Just ask reader Mario of Queensland, Australia. He requested a recipe for homemade basterma because there's no place for him to buy it, and his local butcher can't create this recipe for him.
Mario, originally from Alexandria,Egypt, said the best basterma in Egypt was made by the Armenian community. In Australia, he was able to buy thinly sliced basterma in Melbourne and Sydney, but noted that no one in Queensland even knows what it is.
Depending on where you live, October and November are said to be the best months for making this favored delicacy. (Mario reminded me that Australia's seasons are opposite those of North America, so those months don't necessarily work for him.)
Making homemade basterma requires the patience of a saint. You’ve got to set aside plenty of time for curing the meat. Mario, I hope you're a patient guy!
Top-quality meat is the key to tender basterma, and having a favorable relationship with the local butcher is a must.
When you’re ready to tackle the job, tell the butcher what you are planning to make, then ask him to cut a 2 to 3 pound piece of boneless beef from the rib section about 1 to 1 ½ inches thick.

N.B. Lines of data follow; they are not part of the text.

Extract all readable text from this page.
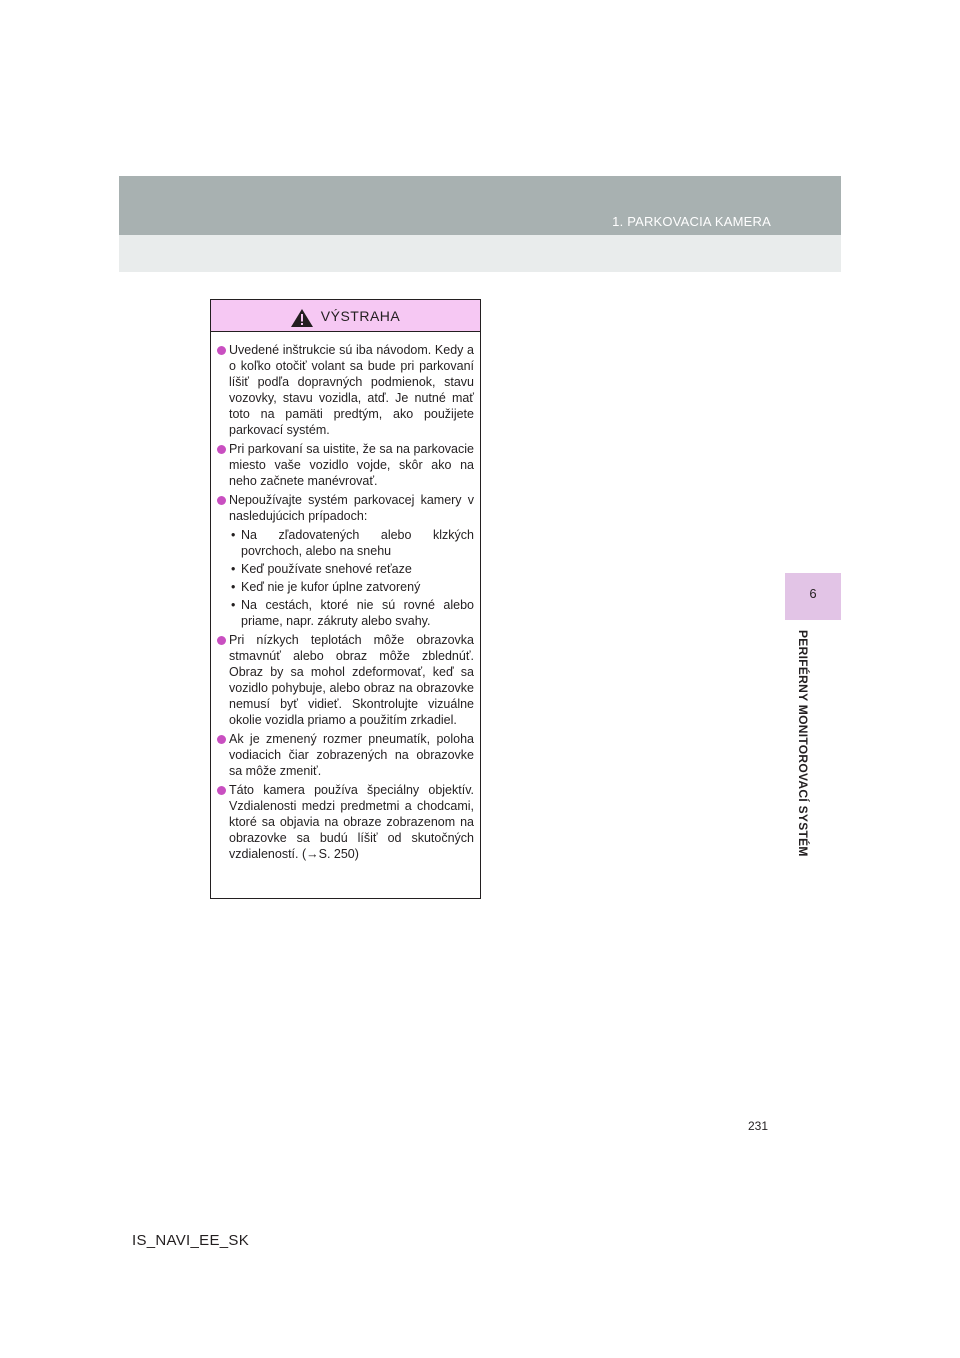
1. PARKOVACIA KAMERA
6
PERIFÉRNY MONITOROVACÍ SYSTÉM
VÝSTRAHA
Uvedené inštrukcie sú iba návodom. Kedy a o koľko otočiť volant sa bude pri parkovaní líšiť podľa dopravných podmienok, stavu vozovky, stavu vozidla, atď. Je nutné mať toto na pamäti predtým, ako použijete parkovací systém.
Pri parkovaní sa uistite, že sa na parkovacie miesto vaše vozidlo vojde, skôr ako na neho začnete manévrovať.
Nepoužívajte systém parkovacej kamery v nasledujúcich prípadoch:
• Na zľadovatených alebo klzkých povrchoch, alebo na snehu
• Keď používate snehové reťaze
• Keď nie je kufor úplne zatvorený
• Na cestách, ktoré nie sú rovné alebo priame, napr. zákruty alebo svahy.
Pri nízkych teplotách môže obrazovka stmavnúť alebo obraz môže zblednúť. Obraz by sa mohol zdeformovať, keď sa vozidlo pohybuje, alebo obraz na obrazovke nemusí byť vidieť. Skontrolujte vizuálne okolie vozidla priamo a použitím zrkadiel.
Ak je zmenený rozmer pneumatík, poloha vodiacich čiar zobrazených na obrazovke sa môže zmeniť.
Táto kamera používa špeciálny objektív. Vzdialenosti medzi predmetmi a chodcami, ktoré sa objavia na obraze zobrazenom na obrazovke sa budú líšiť od skutočných vzdialeností. (→S. 250)
231
IS_NAVI_EE_SK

If, after reading the directions, you’re concerned about the food safety aspect of making basterma, don’t worry. According to Irina Petrossian, author of “Armenian Food - Fact, Fiction and Folklore”, bacterial growth (in basterma) is prevented because the meat is dry-cured with salt, and, because fenugreek is a key ingredient in the paste, it acts as a natural insect repellent.
Feel better? Roll up your sleeves, put on your apron, and give it a go...
2 to 3 lbs. boneless beef (from rib section, 1 to 1 1/2 inches thick)
½ cup Kosher salt
For the Paste:
1/4 cup paprika
1/4 cup chaman (ground fenugreek seeds) - Found in specialty shops or well-stocked grocery or Middle Eastern stores
1 tablespoon allspice
1 tsp salt
1 1/2 tsp black pepper
1 tsp cumin
½ tsp cayenne pepper
3 small cloves garlic, pressed or finely minced
1 cup (or more) cold water
Using a fork, pierce the meat all over. This will allow the salt to penetrate. Cut the meat in two equal pieces, then with a large needle, thread a heavy twine or string through one end of each piece of the meat and tie it into a loop. This will be used to hang the meat when curing.
Generously sprinkle each section of meat with Kosher salt on all sides. Lay meat on a pan and refrigerate for 3 days. Turn meat once a day to keep coated with salt.
On the fourth day, remove salt from the meat. Wash meat thoroughly, then soak in cold water for about an hour. Drain and pat meat dry using paper towels, making sure excess moisture is removed.
Create 2 bags out of cheesecloth to hold each section of meat. Place meat in bags, and hang from the loops in a cool dry place** - or the refrigerator - for about 2 weeks.
(**If you hang the meat in a cool dry place rather than the refrigerator, be sure to bring the meat inside if the weather becomes rainy or damp.)
After the 2 weeks are up, combine all of the ingredients for making the paste, stirring in water a little at a time. Stir until a smooth, thin paste is formed. (Note: the paste can be made in advance and kept in the refrigerator until ready to use.)
Remove the meat from the cloth bags, saving them for later use.
Cover the dried meat completely with the paste; let stand for about 2 weeks in a pan. Turn the meat every couple of days to keep covered with the paste. At the end of the second week, remove meat from the paste and return each piece to the cloth bags. Hang outdoors for one more week of drying. Remember, if it’s damp outside, hang the basterma in a cool dry place inside.
After the second drying period, the basterma will be ready to serve.
To serve, slice into paper-thin pieces. Best eaten with lavash, olives and Armenian string cheese. (A little Arak wouldn't hurt either!)
To store, keep in a cool, dry place or in the refrigerator.
Now that Mario has the recipe, he understands why prepared basterma is so expensive. To make it at home is truly a labor of love.